Daniel is overhauling Parkway Grill’s regular menu as she and Smith have decided on offering many of the dishes that have made Atria so popular in Arizona.

“I’m going to give [Parkway Grill patrons] food that people here love,” she said. “We will have homemade pastas; we’re going to do fish. We will have a lobster ceviche with aguachile sauce and fermented plum — it’s delicious. We’re going to bring out live, whole lobsters.

“We will offer pappardelle pasta with fresh ground pork and different salamis ground into it. It’s a ‘flavor bomb’ — very delicious,” Daniel added.

Duck breast is another popular entrée “that everyone loves at Atria.
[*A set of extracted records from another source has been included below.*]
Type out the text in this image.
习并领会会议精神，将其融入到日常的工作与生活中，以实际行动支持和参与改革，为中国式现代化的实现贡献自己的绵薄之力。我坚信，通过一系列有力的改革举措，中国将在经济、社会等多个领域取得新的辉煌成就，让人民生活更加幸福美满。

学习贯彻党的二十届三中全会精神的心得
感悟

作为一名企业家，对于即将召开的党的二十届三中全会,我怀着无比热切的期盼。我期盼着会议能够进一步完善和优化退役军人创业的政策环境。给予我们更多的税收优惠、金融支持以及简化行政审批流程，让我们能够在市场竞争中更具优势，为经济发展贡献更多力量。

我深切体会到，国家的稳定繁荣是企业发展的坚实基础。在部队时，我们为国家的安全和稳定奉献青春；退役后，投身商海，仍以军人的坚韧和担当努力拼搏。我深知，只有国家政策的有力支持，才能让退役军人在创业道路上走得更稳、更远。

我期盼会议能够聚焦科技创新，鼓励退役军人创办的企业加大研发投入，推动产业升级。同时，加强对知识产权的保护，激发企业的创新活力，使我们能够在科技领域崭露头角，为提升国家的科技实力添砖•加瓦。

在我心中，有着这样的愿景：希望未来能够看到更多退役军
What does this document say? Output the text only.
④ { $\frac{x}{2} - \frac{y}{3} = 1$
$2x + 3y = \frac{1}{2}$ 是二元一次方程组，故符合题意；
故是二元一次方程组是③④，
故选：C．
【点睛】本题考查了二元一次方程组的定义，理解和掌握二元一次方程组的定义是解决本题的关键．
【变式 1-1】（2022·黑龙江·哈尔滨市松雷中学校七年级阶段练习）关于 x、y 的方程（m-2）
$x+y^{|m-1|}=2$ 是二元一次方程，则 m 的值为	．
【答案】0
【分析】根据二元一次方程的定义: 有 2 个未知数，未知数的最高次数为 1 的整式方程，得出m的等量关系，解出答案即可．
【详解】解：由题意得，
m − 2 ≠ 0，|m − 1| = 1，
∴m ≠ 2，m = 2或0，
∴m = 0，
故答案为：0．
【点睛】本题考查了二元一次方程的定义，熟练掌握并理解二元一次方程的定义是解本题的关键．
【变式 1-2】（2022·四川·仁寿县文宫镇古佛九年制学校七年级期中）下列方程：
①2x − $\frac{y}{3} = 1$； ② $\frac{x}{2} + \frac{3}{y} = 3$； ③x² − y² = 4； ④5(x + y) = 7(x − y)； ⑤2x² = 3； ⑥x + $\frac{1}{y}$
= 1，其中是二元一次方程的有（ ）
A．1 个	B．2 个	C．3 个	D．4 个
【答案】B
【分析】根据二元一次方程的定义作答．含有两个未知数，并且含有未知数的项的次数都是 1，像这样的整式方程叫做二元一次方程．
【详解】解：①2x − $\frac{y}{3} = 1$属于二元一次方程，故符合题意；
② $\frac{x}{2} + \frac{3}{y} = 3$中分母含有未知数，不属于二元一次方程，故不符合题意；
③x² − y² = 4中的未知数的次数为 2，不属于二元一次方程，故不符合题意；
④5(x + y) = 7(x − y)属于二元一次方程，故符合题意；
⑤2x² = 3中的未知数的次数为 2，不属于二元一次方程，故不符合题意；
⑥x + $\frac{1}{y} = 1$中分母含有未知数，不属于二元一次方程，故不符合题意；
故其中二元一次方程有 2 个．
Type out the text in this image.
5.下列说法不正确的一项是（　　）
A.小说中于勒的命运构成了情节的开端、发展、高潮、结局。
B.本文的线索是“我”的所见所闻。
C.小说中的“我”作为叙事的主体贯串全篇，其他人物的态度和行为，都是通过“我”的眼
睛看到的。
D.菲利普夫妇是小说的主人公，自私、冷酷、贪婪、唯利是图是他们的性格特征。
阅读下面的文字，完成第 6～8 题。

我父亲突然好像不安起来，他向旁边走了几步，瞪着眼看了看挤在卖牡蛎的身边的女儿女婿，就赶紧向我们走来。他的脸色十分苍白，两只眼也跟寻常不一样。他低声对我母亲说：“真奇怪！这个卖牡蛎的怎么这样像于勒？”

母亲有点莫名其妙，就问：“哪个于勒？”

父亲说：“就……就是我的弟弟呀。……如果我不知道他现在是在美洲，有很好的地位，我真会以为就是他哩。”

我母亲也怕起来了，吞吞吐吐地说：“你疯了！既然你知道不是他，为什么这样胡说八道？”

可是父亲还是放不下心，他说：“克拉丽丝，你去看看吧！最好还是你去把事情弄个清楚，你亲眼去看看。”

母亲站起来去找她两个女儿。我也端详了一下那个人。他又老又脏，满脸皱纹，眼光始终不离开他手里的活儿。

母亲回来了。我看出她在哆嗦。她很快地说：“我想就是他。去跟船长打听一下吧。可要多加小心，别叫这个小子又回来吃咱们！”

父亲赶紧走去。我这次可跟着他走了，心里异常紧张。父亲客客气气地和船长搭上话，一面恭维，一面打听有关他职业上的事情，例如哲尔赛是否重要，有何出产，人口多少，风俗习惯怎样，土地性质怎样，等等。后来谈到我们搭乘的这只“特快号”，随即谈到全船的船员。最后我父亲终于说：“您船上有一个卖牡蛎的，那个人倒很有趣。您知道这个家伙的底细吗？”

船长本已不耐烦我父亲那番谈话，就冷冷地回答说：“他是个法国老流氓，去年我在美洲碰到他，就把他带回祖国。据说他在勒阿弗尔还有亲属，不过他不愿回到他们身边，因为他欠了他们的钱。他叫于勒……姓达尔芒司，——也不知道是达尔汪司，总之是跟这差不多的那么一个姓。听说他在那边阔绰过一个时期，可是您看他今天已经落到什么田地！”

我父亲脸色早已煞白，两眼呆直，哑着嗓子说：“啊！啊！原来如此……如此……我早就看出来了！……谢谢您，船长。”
We slow roast it and glaze it with our sauce,” she said.

Other offerings include Linz New York strip, halibut and a slow-roasted short rib.

Among the special desserts being offered are an apple tart, which is “full of apples with a spiced cheesecake mousse,” Daniel said.

There will also be a rum cake, which she said is “one of our staple items. It has roasted fig gelato, caramel and almonds.”

For chocolate fans, she will have a chocolate pot de crème. “It’s like a mousse that also has peanut butter in it.”

Daniel is a graduate of the Scottsdale Culinary Institute and previously served as the executive chef at Fat Ox in Scottsdale and, before that, at Etch Kitchen & Bar at L’Auberge de Sedona.

“What separates her menu from others is the ingredients she uses, which are unique with wonderful flavor profiles,” Gregg Smith said. “They come from small farms, they’re unusual, and most restaurants don’t have them on their menus.

“I ate at [Rochelle Daniel’s] restaurant and it was fabulous. She has worked in noteworthy high-end restaurants and she has received all of these accolades. We’ve only had 20 guest chefs over the past 40 years, including some of the best in the country. She certainly has the credentials.

“It’s going to be a special three nights that we are bringing to Pasadena. You don’t have to get on a plane and fly somewhere; it will be right here in our backyard.”